Main Issues
Scope of paragraphs 1(9) and 10 of this Article
Summary of Judgment
Article 9 (1) 9 of the Trademark Act is to prohibit the registration of a trademark in conflict with the so-called stateless trademark or well-known trademark, and is premised on the existing trademark to be protected. However, subparagraph 10 of the Trademark Act aims to prevent confusions with the release of well-known or well-known goods or business. Thus, subparagraph 9 of the Trademark Act is not bound by the premise of the goods of the same kind under subparagraph 10, and in the case of subparagraph 10 of the Trademark Act, it is reasonable to view that subparagraph 9 of the Trademark Act is not premised on the pre-known existing trademark.
[Reference Provisions]
Article 9 of the Trademark Act
claimant-Appellant
Cubro-Fa Co., Ltd. Patent Attorney Ha Sang-gu
Appellant-Appellee
Patent Attorney Park Jae-soo, Counsel for the defendant-appellant
original decision
Korean Intellectual Property Office No. 88, Dec. 28, 1979
Text
The original adjudication is reversed, and the case is remanded to the Korean Intellectual Property Office.
Reasons
According to the reasoning of the original decision, the court below determined that the trademark, which belongs to the right of the claimant or claimant, in this case, falls under Article 9 (1) 10 of the Trademark Act between the trademark used before the claimant and the trademark used by him and the trademark which belongs to the above subparagraph 10 of Article 9 (1) of the Trademark Act, is related to the case where a trademark, such as the wellknown trademark, is designated and registered as a product or business of a different kind under the premise of the wellknown trademark which is recognized remarkably among consumers, and that the trademark designated by the claimant or claimant, as in this case, falls under Article 9 (1) 9 of
However, although Item 9 of the above Article aims to prohibit the registration of a trademark in conflict with the so-called well-known trademark or well-known trademark, it is clear in accordance with the provisions of each subparagraph of the above Article that the purpose of Item 10 is to prevent confusions as to the release of well-known or well-known goods or business, and it is reasonable to view that Item 9 does not necessarily mean that Item 10 is based on the goods of the same kind, and in the case of subparagraph 10, it is not premised on the well-known existing trademark.
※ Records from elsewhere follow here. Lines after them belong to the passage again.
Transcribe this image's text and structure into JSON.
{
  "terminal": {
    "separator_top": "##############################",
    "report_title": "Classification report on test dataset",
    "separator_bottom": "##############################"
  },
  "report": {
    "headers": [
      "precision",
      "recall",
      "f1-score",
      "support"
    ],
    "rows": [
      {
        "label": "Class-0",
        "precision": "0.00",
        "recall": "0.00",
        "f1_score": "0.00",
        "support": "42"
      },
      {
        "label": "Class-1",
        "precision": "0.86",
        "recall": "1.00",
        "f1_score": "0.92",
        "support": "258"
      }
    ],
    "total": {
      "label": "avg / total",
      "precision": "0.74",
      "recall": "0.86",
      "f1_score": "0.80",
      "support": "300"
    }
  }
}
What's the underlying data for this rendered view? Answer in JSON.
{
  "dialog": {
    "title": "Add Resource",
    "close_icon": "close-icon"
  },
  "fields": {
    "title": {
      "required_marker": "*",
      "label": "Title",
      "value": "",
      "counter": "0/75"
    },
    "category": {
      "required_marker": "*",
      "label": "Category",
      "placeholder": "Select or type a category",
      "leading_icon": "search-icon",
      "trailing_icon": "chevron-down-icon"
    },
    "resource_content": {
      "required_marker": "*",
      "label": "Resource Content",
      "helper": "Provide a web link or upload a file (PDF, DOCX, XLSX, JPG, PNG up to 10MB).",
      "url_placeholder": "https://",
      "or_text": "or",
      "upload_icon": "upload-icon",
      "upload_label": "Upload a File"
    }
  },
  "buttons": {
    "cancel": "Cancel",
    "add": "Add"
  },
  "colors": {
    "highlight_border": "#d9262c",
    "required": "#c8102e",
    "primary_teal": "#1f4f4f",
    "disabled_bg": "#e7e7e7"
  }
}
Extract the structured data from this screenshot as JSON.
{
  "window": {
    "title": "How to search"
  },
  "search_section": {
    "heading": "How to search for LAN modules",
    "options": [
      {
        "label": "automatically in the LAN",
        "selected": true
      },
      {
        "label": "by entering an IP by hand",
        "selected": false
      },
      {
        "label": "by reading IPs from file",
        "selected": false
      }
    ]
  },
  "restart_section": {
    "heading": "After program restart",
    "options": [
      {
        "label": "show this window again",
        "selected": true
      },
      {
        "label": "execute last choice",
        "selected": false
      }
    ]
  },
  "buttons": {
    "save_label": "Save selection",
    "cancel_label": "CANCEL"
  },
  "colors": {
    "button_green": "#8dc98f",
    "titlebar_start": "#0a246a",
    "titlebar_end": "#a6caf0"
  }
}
Therefore, the grounds stipulated in subparagraphs 9 and 10 can concurrently exist at the same time. Therefore, the parties who dispute the invalidation of registration should not be able to concurrently assert the reasons regardless of the same kind of product.
Nevertheless, the court below rejected the claimant's claim on the ground that it cannot be applied to the case where the plaintiff's claim is based on the same kind of goods, as the cause of the plaintiff's claim in this case, which is the cause of the plaintiff's claim in this case. Thus, there is no error of law which misleads the interpretation of the same Article, and therefore, it is reasonable to find it erroneous.
Accordingly, the case shall be remanded to the Korean Intellectual Property Office, the original trial decision, and the case shall be remanded to the Appeal Trial Office, the original trial decision, and it is so decided as per Disposition by the assent of all participating judges.